なぜぼくは理科ができなかったのだろう?

 引きこもって人生のレールを外したせいかたんなる加齢か病気のせいか投薬のせいかどうかわからぬが、まるで時間の経過も現在点もわかりかねて、かといって途方にくれるわけもなく日々は勝手に過ぎていく。オートマティックなことは悪くない。かといって、このまま放りだされて行くあてのない郵便物のようになって銀河を彷徨うのもさみしいものがある。
 かといって、カレンダーを注視する気にはなれない。締切、支払い、家賃、おれを苦しめる生活というものと直結していてたまったもんじゃない。時計と目を合わせてもマイスリーを飲むタイミングを計るくらいのことでしかない。
 だからおれは、風流にも月を見るようにした。月の満ち欠けに時の流れるのを感じるというのはわるくない。そう思って月の形を意識するようになった。

 しかし、おれははたと気づいたのだ。おれは月の満ち欠けの仕組みを知らない。その変化の秩序を知らない。この世界は『一千一秒物語』でもないから、バーの中でシガレットをふかしているお月さまに直接聞いてみることもできない。だいたい、一晩のうちに月の形は変わるものなのかどうかというところまであやふやだ。そうだ、おれは小学校のころ、理科ができなかったのだ。
 と、思うのだけれども、なぜおれは理科ができなかったのだろう? おれは算数ができなった。致命的にだ。一方で、国語はかなり強かったし、社会もそこそこできた。文系の人間だ。
 それで、おれは算数ができないというのは、人間の向き不向きというか、宿命的なものだと、中学受験のための予備校の授業やテストの結果などからよくわからぬ納得をしていた。おれにはこれを考える回路がないのだ、と。

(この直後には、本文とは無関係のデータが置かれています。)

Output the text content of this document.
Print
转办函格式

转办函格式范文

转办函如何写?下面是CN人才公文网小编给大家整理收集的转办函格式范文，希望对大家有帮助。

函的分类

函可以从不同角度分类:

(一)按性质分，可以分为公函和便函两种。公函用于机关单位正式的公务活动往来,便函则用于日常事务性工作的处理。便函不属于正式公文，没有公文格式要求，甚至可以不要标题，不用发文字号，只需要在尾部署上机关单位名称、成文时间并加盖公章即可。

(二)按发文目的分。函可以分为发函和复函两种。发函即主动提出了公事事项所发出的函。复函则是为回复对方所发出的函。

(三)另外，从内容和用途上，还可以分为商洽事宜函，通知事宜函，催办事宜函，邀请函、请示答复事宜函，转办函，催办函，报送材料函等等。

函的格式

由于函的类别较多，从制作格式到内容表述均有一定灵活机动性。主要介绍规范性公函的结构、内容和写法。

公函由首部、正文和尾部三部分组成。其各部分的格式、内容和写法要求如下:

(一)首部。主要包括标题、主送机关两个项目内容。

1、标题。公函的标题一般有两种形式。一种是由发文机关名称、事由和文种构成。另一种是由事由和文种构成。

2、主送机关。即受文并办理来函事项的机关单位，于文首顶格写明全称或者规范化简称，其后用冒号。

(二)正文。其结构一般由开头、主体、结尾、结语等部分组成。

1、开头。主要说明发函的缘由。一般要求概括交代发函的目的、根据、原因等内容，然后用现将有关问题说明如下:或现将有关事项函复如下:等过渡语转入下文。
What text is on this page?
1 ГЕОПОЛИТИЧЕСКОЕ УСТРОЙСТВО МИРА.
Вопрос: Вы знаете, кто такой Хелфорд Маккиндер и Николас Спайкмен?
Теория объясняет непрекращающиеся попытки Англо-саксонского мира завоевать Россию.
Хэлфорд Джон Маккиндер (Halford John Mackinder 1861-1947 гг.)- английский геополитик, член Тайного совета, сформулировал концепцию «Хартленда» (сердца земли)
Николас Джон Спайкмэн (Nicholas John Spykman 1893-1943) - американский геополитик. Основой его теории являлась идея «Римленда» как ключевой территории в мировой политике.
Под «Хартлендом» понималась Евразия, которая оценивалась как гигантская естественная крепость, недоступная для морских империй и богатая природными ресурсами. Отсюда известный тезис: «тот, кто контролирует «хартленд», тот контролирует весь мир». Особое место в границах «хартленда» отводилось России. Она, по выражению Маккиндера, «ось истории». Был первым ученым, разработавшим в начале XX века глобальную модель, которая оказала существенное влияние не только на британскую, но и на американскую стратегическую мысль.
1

 だが、だ。同時におれは理科も不出来だった。中学、高校と科目名が細分化されていっても、全般的に無理だった。物理ができぬというのは自分でもなっとくがいった。あれは計算が入ってくる。おれは計算ができない。
 しかし、月の満ち欠けの仕組みはどうだろう? あるいは生物に関わることはどうだろう? 高度なところにいけばもちろん数学が必要になってくるだろう。ただ、小学校で習う月の満ち欠けなんていうものは、たぶんなにか計算式を用いたりはしなかったはずだ。あるいは、生物についてだってそうだろう。まだ数字は関係なかったはずだ。暗記的という意味では社会と同じくらいできてもおかしくはなかったはずだろう。
 実はこれ、小学生の時分から少しは不思議に思っていたことなのだ。そして、今、推論でしかないのだけれども、やはり先の先に算数が、数学が、計算が絡んでいるものというものは、やはり一気通貫して理系というもの、あるいは自然科学というものであって、それに対応する回路を持たぬものは、やはりそれらが絡んでくる前の時点で対応できないのだろう、と、そんな風に思っている。だからおれは自分の脳ですら薬物でうまくコントロールすることができない。まじないの言葉よりはましだけれども。
 月光はおれの役に立たないし、おれは月光の役に立たない。おれは世界の役に立たないし、世界はおれの役に立たない。この地球という遊星が、緻密な計算式であらわされるなにかで構成され、動いているからには。